I sometimes wonder where people talk about concept level and philosophy.
At least Wayland has a big philosophy part - and it uses it to explain itself in contrast to X.
I'm not much involved into it, but I think I understand some vital parts.
So far I understand it as a "graphics buffer and input redirection protocol" and that's a very concept level perspective. The routers in this "redirection network" are obviously the compositors.

Now semantically I would never want to change that philosophy, but what I reflect on is if the protocol or implementation could optimize some redirections away.

Think like a programming language compiler which optimizes away the semantics. It's nice to have certain functions separated for code readability, but at runtime it doesn't matter so the compiler might inline some functions.

There are constraints on that such as when the function is public API and similarly there would be constraints on optimizing away redirection in Wayland.

To some extent Wayland compositors already do some unredirection tricks. They can declare buffers as scanout buffers which have their own kms plane and that avoids a buffer copy. (It's a bit like DMA).

I would actually like to discuss taking this just one step further.

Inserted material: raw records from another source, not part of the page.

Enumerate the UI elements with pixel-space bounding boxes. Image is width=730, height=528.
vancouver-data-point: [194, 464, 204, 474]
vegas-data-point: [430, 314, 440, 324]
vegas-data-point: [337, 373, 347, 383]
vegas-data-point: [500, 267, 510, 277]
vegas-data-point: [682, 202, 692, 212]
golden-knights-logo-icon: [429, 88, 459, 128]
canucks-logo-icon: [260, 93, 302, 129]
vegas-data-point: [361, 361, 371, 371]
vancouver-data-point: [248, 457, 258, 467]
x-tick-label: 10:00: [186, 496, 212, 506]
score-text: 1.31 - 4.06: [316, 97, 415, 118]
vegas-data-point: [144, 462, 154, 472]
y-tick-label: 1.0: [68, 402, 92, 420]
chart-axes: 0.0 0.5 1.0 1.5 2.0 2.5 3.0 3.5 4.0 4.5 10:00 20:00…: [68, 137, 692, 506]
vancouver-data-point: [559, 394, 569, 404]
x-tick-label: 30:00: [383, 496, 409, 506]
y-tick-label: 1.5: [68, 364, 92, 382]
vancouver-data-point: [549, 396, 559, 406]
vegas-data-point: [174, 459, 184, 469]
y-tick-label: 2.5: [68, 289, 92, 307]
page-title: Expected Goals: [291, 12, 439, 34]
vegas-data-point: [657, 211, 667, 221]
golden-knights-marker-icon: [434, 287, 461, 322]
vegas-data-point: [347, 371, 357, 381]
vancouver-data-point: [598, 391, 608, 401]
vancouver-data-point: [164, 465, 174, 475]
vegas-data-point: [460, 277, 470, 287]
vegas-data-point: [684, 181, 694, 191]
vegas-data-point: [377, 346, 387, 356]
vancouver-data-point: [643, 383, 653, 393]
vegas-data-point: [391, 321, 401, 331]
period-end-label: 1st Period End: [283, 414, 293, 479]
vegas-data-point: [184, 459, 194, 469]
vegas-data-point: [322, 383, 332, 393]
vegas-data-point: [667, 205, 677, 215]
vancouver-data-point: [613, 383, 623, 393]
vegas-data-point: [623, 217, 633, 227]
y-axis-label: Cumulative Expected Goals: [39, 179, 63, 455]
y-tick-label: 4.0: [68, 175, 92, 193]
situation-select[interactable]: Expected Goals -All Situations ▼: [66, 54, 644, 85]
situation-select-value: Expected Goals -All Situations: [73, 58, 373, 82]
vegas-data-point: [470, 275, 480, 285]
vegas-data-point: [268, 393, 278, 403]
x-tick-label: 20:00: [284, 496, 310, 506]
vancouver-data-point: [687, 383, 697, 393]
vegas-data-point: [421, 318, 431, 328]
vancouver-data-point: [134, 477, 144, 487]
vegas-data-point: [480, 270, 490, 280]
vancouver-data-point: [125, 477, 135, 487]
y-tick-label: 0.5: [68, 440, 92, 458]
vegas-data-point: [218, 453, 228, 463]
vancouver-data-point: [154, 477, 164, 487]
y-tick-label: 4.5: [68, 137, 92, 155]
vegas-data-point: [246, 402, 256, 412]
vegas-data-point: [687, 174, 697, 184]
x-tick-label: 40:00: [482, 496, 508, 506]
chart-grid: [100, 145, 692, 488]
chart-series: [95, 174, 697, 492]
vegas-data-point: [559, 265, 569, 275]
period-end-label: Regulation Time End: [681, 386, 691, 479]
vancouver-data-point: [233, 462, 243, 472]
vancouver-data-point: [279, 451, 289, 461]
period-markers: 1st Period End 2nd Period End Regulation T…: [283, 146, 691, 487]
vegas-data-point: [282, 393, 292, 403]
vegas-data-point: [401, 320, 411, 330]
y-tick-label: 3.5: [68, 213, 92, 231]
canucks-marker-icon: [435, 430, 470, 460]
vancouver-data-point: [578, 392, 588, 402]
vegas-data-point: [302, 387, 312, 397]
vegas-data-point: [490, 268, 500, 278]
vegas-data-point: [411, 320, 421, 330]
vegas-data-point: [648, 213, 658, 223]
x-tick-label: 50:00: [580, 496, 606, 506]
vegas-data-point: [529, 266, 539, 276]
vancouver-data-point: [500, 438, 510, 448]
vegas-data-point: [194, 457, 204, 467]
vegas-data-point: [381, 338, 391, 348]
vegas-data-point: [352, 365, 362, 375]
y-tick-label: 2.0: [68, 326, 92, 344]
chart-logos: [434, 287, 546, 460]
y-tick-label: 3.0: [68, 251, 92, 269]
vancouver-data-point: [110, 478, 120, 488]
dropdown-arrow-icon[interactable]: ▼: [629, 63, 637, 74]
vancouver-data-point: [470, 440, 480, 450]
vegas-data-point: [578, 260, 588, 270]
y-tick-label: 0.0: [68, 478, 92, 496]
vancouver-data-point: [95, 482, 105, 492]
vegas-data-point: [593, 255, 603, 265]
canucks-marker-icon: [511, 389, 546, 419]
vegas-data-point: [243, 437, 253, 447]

Make the compositor bail out completely for a longer period in time (multiple frames) by enabling clients to access a secured screen region directly. This would avoid per-frame context-switches in certain situations where the redirection would basically be something like an "identity function" if you know what I mean.

I tried to better explain it here http://repository.violetsky.ch/other/demediation/window-manager-demediation.html and it basically results in a very primitive form of kernel level window management that is controlled by the (Wayland) compositor.

I created this in response to a blog post of Martin Grässlin, but I was unheard by the crowd - so maybe this is the better address here.

Not sure if that would ever be needed since context switches are just a few microseconds, but still with virtual reality we might go towards 1000-10000 fps so it could start to matter at some point. Eh?